The decline of the subway and rising taxes in NYC, combined with all the investment elsewhere, is a bright light command from the Governor to move out of New York City — even if you have ties there. It would be very easy for articles to be written on the original MTA plan for action, how the suburbs got everything, and the city has train cars and signal systems (among other things) that are older on average than when the MTA was formed, and a rapid transit system with fewer stations (since the 3rd Avenue El in the Bronx was closed in 1973). That and the shrinking share of the toll surplus the is spent in the city.

Note how Cuomo is so keen to blame the pandemic and rising crime starting in 2020 for an exodus of young New Yorkers that got underway in 2015, and represents a success rather than a failure. And remember, Cuomo has won election on the backs of city voters he (like most Democrats) know they can screw because the Republicans are not a sane alternative anymore.

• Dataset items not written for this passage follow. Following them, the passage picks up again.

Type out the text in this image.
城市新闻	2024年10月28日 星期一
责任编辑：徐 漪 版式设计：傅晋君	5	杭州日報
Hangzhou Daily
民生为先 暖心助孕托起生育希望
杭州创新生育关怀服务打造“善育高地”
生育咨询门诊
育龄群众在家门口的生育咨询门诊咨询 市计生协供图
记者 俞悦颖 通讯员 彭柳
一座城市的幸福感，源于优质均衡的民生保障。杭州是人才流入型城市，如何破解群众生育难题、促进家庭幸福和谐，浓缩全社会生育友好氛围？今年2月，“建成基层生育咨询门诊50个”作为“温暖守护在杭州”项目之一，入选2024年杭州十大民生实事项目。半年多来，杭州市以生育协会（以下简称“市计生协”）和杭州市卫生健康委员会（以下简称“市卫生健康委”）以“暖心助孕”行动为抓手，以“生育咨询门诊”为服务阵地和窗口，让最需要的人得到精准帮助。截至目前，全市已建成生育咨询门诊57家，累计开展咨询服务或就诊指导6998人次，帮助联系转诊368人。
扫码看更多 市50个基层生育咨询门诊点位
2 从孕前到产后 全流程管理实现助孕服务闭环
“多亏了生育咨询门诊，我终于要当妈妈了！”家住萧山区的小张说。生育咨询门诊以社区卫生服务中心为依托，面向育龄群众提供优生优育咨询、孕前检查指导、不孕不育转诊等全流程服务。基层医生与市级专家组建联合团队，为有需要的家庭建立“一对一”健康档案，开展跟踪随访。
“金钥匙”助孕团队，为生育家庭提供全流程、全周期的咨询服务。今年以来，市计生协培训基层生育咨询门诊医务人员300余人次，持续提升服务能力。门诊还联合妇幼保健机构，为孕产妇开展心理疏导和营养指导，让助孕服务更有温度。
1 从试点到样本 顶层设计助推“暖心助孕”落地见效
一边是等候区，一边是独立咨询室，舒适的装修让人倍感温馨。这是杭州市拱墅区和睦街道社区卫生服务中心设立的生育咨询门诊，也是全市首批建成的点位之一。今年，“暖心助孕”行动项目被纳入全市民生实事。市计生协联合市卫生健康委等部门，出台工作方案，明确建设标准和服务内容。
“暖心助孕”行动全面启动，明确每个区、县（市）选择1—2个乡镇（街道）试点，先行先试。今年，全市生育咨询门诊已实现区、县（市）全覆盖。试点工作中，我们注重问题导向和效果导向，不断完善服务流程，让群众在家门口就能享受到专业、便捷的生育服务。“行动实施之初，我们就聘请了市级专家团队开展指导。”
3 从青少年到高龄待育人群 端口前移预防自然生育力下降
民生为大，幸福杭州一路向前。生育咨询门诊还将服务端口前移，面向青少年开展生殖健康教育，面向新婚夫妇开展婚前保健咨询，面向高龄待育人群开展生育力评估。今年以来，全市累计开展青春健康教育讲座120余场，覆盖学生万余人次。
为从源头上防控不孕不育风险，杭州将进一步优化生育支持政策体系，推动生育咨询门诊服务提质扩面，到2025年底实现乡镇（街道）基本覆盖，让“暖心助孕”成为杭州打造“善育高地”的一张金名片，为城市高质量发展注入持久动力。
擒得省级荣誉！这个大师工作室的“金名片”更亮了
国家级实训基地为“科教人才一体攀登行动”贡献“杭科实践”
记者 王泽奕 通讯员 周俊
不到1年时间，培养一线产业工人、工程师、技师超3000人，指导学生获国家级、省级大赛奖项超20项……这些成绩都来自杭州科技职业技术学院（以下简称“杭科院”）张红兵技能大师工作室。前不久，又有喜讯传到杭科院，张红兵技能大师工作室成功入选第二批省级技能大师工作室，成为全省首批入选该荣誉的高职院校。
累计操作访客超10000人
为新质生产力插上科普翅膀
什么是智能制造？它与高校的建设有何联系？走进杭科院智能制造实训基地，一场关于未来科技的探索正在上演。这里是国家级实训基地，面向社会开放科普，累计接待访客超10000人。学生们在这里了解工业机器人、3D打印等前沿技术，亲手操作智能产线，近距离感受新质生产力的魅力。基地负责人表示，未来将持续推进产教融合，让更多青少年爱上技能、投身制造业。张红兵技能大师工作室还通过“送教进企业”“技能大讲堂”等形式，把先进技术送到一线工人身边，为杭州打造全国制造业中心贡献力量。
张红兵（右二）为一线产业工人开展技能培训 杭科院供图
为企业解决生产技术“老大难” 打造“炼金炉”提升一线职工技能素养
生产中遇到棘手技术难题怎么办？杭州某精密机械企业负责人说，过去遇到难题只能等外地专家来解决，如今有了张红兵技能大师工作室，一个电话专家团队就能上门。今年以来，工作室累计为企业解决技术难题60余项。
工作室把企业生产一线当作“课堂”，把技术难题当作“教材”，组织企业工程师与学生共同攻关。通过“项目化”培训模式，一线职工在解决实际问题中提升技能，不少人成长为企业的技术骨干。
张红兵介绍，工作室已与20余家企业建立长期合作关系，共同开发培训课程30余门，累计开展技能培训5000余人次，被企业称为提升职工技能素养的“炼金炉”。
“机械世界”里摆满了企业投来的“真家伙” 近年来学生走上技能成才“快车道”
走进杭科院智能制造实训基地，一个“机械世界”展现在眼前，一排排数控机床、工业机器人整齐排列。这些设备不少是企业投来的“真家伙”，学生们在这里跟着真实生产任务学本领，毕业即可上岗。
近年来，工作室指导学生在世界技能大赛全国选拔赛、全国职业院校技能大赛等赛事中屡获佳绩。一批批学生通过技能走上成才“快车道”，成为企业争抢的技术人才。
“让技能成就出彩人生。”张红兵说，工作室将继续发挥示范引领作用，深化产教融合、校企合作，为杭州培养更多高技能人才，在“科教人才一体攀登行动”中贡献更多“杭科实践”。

Knowing city residents value mass transit, they have used it the way the UFT uses lower class sizes. Make promises in exchange for more money, divert the money elsewhere, and then demand still more money for the same thing.

Then, to, there is the possibility that all this money has been spent and relatively few people will use the massively costly investment when it opens.

All in all, it may be that the service could be started in early 2022, but Cuomo doesn’t want that.